Agua Prieta, Mexico -
Down here in Colonia Ladrillera, where brick ovens burn and dirt roads are lined with trash, a group of women have been stitching together a bit of dignity.
Compared with the towering double wall that cuts through Douglas and Agua Prieta - it's just a small thing.
But here you can find a handful of women who sew sturdy bags, which are bought by churches and humanitarian groups and then given to deported migrants. The women make a little money. The migrants have something to carry their belongings home in.
I heard about "dignity bags" from a friend, and of course, I had to check it out. I had to see how four women in a sewing cooperative could capture what we often forget when we talk about immigration and the border: humanity.
"The women making the bags have, perhaps for the first time in their lives, begun to feel some self-esteem and more decision-making power within their families," Marybeth Webster, of the nonprofit DouglaPrieta Works, told me.
An art therapist, Webster, 82, was heading down to Agua Prieta to work on a mural. She crosses the border every week, often bringing fabric rolls.
She helped found DouglaPrieta Works and its cross-border partner DouglaPrieta Trabajan to help residents build job skills and economic independence. DouglaPrieta teaches gardening and woodworking and has a computer lab. It also has the sewing group.
We drove past taco trucks, bars and groups of guys standing on street corners. Eventually, the asphalt gave way to dirt. We were in Colonia Ladrillera, the brickmakers neighborhood.
Here I met Rosalinda Sagaste Chavez and Hijinia Arce Acosta, two members of the sewing co-op. DouglaPrieta's new executive director, Fernando Ramirez, a lanky 24-year-old, joined us. He once worked in a Phoenix factory illegally and speaks English well enough, at least, to serve as a rough translator.

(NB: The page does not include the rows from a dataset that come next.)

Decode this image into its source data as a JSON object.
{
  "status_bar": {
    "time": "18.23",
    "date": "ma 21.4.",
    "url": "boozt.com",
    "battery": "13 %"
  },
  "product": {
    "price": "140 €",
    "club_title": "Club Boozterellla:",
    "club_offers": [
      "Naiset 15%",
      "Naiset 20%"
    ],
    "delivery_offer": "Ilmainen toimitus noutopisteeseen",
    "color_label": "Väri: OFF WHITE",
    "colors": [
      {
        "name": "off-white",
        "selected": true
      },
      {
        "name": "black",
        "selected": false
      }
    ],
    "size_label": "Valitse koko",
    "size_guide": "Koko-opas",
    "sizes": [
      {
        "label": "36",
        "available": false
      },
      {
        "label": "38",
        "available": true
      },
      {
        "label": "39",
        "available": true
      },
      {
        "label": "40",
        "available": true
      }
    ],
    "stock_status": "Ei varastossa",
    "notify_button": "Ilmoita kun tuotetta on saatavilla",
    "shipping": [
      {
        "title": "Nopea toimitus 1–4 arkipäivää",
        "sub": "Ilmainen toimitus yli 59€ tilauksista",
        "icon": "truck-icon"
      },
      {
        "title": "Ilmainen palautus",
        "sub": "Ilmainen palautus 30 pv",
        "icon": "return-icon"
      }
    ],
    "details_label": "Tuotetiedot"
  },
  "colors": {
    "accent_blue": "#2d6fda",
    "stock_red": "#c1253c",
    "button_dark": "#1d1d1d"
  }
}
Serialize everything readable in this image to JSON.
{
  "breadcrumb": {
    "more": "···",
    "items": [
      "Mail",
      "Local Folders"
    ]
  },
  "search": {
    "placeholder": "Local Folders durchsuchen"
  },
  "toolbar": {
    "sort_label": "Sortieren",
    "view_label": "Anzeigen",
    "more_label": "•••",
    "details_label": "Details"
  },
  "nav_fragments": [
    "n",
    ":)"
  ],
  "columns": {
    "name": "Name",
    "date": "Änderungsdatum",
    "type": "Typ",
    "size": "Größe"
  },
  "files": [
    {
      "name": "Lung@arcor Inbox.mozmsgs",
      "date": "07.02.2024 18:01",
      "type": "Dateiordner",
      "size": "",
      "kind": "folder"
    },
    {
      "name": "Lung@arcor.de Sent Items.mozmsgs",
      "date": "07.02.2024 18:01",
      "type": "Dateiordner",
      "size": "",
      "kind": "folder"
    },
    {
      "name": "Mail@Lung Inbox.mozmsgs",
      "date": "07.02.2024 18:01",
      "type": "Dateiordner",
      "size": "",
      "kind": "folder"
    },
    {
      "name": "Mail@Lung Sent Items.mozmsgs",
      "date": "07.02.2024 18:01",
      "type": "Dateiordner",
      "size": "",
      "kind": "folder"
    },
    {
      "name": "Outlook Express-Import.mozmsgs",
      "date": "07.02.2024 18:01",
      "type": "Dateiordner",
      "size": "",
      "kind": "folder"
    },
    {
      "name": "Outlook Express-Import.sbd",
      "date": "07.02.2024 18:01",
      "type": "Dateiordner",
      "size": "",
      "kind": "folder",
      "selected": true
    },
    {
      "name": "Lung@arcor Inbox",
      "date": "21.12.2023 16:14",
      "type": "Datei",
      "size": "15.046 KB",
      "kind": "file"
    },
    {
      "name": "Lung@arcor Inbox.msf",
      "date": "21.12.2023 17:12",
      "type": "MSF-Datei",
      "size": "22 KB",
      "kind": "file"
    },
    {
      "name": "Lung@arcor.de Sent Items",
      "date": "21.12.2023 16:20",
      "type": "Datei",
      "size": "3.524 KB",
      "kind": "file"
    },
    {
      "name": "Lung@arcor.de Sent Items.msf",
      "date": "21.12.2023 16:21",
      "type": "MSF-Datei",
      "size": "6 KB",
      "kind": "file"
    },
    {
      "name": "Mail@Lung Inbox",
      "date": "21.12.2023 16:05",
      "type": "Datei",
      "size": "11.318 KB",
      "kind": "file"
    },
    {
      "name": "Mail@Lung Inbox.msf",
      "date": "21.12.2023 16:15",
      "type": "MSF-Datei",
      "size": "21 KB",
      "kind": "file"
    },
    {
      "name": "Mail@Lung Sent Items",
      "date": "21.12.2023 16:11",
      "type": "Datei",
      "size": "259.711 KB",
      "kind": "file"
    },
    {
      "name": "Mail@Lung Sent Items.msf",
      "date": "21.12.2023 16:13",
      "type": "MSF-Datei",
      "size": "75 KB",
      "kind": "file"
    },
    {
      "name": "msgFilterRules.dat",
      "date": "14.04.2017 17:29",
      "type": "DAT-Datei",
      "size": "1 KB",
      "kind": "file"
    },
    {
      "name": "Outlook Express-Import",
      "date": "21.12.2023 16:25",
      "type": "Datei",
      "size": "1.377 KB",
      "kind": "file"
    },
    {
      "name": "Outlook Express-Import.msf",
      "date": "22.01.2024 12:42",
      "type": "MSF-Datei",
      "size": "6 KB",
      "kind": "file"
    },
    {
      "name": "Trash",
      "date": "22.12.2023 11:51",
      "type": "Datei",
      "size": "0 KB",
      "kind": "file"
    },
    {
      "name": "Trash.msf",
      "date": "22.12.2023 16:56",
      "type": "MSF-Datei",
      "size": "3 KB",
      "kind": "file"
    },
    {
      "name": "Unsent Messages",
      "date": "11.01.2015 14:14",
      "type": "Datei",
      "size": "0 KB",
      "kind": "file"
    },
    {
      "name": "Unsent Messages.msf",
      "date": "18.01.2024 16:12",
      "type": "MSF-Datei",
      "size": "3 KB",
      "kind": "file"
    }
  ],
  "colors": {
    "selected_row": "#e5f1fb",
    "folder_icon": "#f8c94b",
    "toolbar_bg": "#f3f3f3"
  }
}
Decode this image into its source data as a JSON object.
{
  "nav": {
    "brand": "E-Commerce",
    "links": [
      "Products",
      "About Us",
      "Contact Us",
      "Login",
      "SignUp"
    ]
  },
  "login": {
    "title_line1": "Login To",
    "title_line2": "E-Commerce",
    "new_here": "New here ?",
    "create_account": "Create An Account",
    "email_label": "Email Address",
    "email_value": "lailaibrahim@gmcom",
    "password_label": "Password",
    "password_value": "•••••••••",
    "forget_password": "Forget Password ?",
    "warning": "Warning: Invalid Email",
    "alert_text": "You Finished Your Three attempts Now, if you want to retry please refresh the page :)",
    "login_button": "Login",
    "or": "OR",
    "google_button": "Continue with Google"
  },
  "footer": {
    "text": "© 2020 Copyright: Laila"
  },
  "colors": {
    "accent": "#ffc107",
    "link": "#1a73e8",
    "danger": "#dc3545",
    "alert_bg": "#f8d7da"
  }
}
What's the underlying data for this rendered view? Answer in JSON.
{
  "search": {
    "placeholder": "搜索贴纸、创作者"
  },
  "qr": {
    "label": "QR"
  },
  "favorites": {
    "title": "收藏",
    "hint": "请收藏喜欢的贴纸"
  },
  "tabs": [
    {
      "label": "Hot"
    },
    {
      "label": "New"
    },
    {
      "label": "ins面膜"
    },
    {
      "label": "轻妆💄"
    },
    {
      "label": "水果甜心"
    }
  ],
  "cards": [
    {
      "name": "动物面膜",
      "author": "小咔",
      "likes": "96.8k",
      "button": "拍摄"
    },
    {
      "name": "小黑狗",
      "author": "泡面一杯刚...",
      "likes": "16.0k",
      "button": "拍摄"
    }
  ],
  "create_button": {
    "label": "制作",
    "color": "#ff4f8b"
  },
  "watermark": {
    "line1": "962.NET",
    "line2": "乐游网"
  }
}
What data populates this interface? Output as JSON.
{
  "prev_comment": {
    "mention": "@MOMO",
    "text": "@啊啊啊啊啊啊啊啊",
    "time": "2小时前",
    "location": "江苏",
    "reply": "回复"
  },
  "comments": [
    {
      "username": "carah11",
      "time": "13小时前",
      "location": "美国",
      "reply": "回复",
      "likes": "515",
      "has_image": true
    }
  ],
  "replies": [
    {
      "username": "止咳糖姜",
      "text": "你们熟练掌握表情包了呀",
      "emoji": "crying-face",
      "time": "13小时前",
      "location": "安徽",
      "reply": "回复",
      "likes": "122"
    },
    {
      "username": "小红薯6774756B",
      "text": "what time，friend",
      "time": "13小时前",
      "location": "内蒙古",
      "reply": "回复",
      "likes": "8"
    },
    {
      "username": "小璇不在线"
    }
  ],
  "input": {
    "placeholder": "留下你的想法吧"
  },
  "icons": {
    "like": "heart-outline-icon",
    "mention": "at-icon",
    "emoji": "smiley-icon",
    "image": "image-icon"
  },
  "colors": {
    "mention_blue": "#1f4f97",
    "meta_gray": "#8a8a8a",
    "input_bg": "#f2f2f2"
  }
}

His father, Jose Ramirez, helped Webster start DouglaPrieta. Now Fernando is taking over.
The sewing has been good work, the women said. They were producing about 100 to 150 bags a week, and were taking home $2.50 a bag. Sagaste Chavez had used the new money to improve her house. Arce Acosta had paid for eye surgery for her mother.
Still, there have been struggles. The sewing co-op was once eight women strong, but four have dropped out.
The fabric they use - a garish green, but it works - was a lucky score on Craigslist that was given to the sewing group. But they are almost out, and need a cheap and reliable source of fabric.
"They have enough work right now with the bags because it's only four of them," Ramirez said. "But if they have to buy materials, it would not be enough."
Ramirez said the group needs to look into making uniforms for schools or maquiladoras.
For years, the sewing co-op has produced potholders, tote bags and other specialty items. Dignity bags are a new thing. The first orders came toward the end of 2011.
Religious and humanitarian groups buy the bags for $20 each, but every time a bag is purchased, two are given to the humanitarian group No More Deaths, which gives them to deported immigrants. Members of the sewing group receive $2.50 for every bag made - sold or donated. The balance covers the fabric and goes back into the organization.
The idea traces back to volunteers with No More Deaths and Dwight Metzger, a printer in Tucson who has bought crafts from DouglaPrieta.
"It really made the connection of not just jobs in Sonora and dignified work there, but for people to be treated in a dignified way when people are dumped over the border," Metzger told me.
It was Metzger who embraced his Internet shopping addiction and scored 3,000 yards of fabric for $400.
"They need everything," said Jim Walsh, a volunteer with No More Deaths, who helped raise funds to get the dignity bags project started. "A drink of water. Everything else. A pair of socks. A belt. Shoelaces."
Heather Williams, Arizona's first assistant public defender, told me belongings for arrested illegal immigrants are usually held by law enforcement for 60 to 90 days. Sometimes the immigrants get their stuff back. Sometimes they don't.
In the landscape of the border - cartels, violence, politics, the need for quality jobs - a bag is a small thing.
Sewing machines aren't nearly as noisy as political rhetoric. Bags for immigrants don't overwhelm you like a double border wall.
But if the double wall is a monument to division - although the wall that splits Douglas and Agua Prieta does end - then dignity bags are monuments to a humanity that is borderless.